The Alabama District Court’s failure to even mention the “follow the fortunes” doctrine in Alabama Municipal Insurance Corp. may not be all that surprising given the differences between Alabama and New Jersey law. Unlike the law in New Jersey, as noted in North River, Alabama does not appear to allow a court to look beyond the face of the reinsurance contract to determine the intent of the parties as to whether a “follow the fortunes” provision might be inferred, in the absence of any ambiguity in the contract language. See Cain v. Saunders, 813 So.2d 891 (Ala. Civ. App. 2001) (holding that where the terms of a written settlement agreement are clear and unambiguous, the terms of that agreement may not be varied by the introduction of parol evidence regarding an alleged mutual mistake of fact). In Alabama Municipal Insurance Corp., the Alabama District Court determined that under Alabama law, the reinsurance treaty was not “ambiguous.” As such, the Court would not have considered any parol evidence of the “custom and practice” based on precedent.

Nonetheless, in those jurisdictions where courts are willing, even in the absence of any ambiguity in the reinsurance agreement, to consider the custom and practice of the reinsurance business at the time the reinsurance agreement was issued, reinsurers might still be required to “follow the fortunes” of their cedents, even in the absence of an express “follow the fortunes” provision in the reinsurance agreement, depending upon the situation of the parties and the surrounding circumstances and conditions under which the reinsurance agreement was formed.

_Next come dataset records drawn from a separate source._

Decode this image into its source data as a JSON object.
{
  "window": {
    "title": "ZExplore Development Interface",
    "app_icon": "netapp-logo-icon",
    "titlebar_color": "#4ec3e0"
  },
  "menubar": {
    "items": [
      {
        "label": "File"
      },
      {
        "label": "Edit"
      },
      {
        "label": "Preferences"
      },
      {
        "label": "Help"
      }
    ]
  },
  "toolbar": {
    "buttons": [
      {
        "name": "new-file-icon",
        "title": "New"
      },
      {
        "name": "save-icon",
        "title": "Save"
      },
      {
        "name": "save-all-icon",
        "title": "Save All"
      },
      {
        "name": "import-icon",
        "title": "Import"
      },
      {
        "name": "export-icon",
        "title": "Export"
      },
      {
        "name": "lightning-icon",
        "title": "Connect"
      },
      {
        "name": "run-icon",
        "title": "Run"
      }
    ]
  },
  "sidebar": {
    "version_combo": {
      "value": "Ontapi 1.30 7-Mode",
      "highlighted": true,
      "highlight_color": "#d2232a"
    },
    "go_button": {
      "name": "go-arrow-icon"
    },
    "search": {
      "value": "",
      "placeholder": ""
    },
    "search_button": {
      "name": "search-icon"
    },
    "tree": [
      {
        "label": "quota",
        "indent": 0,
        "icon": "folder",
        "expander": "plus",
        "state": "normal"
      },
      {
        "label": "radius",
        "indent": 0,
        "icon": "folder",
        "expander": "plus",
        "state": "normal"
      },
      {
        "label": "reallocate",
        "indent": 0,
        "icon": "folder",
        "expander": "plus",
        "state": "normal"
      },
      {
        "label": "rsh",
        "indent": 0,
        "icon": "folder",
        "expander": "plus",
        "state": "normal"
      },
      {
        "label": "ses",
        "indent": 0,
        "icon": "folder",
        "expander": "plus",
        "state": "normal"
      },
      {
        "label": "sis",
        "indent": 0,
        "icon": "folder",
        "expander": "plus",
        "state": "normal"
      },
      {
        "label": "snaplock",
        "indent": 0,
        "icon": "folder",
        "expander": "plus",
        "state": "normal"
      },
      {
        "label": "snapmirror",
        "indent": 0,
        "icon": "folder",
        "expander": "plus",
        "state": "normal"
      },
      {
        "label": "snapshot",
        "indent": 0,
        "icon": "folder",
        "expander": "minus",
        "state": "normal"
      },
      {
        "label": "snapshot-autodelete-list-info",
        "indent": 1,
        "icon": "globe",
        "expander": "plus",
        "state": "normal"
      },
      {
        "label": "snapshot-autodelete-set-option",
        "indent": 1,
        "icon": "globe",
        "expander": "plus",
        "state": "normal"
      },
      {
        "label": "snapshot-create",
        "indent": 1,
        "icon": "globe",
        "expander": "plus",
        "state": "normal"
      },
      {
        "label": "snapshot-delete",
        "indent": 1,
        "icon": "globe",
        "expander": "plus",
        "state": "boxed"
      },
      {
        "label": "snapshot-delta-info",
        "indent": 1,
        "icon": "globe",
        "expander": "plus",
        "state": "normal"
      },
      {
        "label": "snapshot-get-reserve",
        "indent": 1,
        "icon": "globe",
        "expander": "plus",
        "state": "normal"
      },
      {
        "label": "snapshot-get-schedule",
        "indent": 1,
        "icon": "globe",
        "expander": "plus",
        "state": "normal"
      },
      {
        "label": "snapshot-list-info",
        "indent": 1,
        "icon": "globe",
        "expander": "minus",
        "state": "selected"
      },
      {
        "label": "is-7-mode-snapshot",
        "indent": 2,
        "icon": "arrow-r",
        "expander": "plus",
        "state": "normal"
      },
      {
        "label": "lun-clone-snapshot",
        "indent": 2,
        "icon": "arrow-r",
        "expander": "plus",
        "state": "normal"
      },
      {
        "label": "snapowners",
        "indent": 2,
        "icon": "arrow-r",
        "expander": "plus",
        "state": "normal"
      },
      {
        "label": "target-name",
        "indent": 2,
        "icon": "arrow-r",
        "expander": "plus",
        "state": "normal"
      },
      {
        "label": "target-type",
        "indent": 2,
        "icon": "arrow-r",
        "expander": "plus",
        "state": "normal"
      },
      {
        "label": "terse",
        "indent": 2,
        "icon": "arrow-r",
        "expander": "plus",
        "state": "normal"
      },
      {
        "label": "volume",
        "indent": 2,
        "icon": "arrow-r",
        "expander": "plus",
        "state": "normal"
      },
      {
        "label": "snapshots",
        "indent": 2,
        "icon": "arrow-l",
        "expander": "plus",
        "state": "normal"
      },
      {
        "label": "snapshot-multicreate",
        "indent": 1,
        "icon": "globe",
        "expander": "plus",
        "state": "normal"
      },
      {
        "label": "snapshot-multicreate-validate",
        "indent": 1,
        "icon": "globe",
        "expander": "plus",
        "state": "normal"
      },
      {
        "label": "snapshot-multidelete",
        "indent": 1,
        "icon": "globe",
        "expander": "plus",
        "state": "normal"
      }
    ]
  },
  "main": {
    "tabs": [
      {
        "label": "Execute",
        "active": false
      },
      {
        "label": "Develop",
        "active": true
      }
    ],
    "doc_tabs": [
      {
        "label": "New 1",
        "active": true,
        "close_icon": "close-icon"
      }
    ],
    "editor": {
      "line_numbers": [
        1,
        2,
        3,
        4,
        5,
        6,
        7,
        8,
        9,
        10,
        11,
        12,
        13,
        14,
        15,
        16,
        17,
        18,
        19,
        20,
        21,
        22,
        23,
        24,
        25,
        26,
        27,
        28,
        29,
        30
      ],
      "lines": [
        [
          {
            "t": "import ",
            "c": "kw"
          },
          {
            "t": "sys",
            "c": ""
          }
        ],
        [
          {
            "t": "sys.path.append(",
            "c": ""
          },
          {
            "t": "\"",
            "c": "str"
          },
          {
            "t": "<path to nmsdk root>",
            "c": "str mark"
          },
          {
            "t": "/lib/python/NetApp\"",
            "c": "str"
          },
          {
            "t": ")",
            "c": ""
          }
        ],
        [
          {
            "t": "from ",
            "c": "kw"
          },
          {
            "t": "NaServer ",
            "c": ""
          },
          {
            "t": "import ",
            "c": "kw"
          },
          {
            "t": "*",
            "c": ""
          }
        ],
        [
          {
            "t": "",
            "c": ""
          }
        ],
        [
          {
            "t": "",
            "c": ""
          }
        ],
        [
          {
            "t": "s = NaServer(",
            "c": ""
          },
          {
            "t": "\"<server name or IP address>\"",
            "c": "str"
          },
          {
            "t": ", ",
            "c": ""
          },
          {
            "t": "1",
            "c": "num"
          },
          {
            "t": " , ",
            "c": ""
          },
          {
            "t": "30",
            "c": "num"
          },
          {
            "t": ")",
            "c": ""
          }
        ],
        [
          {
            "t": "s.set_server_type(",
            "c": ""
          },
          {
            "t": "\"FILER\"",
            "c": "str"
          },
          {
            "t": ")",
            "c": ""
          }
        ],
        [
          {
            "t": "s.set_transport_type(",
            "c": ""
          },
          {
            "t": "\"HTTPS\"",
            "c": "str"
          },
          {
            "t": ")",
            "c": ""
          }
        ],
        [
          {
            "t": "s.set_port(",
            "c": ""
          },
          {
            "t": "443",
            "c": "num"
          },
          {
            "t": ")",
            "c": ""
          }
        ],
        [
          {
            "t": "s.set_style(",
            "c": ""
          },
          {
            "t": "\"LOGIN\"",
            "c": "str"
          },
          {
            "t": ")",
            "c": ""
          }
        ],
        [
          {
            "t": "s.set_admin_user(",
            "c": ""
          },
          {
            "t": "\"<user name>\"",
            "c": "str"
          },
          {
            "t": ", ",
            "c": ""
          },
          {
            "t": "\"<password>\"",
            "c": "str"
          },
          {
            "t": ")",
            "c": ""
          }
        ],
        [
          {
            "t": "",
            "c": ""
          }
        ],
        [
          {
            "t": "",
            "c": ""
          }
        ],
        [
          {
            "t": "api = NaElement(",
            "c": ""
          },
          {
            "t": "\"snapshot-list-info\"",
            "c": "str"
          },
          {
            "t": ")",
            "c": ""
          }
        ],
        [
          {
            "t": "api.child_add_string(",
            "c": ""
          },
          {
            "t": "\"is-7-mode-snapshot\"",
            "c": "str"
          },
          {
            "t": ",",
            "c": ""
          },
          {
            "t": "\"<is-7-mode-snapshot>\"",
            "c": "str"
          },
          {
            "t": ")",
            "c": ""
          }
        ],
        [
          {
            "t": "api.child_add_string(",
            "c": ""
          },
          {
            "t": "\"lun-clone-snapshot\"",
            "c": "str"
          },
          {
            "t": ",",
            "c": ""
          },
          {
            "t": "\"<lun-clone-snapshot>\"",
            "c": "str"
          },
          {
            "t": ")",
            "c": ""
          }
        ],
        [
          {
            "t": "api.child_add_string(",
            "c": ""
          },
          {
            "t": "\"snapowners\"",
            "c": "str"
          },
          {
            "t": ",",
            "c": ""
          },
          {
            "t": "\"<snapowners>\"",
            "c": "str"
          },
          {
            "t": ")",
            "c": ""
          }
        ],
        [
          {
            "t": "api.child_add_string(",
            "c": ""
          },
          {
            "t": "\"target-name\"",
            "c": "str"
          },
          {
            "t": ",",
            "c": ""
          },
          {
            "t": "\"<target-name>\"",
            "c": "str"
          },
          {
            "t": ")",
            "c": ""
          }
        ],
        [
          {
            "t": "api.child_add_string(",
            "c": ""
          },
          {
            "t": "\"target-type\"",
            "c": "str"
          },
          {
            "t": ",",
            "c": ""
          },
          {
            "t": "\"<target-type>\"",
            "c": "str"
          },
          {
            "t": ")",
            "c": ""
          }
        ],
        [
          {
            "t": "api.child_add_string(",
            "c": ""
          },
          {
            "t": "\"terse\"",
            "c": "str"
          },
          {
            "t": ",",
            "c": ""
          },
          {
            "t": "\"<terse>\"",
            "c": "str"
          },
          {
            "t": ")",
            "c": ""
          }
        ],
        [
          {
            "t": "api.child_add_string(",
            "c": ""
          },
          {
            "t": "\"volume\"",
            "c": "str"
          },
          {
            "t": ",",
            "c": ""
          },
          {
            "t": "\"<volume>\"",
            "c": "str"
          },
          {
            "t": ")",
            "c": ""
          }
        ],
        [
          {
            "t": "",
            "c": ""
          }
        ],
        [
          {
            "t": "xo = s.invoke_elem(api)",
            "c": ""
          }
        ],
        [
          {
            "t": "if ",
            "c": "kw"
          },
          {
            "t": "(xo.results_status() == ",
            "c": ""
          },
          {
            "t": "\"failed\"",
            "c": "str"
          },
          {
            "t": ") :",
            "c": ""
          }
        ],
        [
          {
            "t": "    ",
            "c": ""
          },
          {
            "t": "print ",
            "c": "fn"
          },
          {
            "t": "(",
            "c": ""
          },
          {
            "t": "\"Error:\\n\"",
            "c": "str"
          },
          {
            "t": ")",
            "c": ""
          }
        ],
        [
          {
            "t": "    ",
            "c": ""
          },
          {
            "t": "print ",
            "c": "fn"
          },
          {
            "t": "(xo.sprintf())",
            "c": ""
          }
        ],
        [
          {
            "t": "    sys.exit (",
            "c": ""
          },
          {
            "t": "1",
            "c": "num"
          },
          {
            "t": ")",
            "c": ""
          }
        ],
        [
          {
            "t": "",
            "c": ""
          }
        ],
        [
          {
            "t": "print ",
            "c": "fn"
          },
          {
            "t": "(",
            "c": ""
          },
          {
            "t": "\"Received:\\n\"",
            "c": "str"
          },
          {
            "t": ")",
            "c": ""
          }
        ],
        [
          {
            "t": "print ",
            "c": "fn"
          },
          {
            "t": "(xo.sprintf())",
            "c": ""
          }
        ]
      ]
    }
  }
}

In such cases, courts and arbitration panels might be more inclined to infer a follow-the-fortunes provision even in the absence of an express “follow the fortunes” provision in the reinsurance agreement and thereby recognize the long-established special relationship that exists between a reinsurer and cedent that provides that a reinsured must have the ability to make good faith underlying claims handling decisions without relitigating those same decisions with its reinsurer.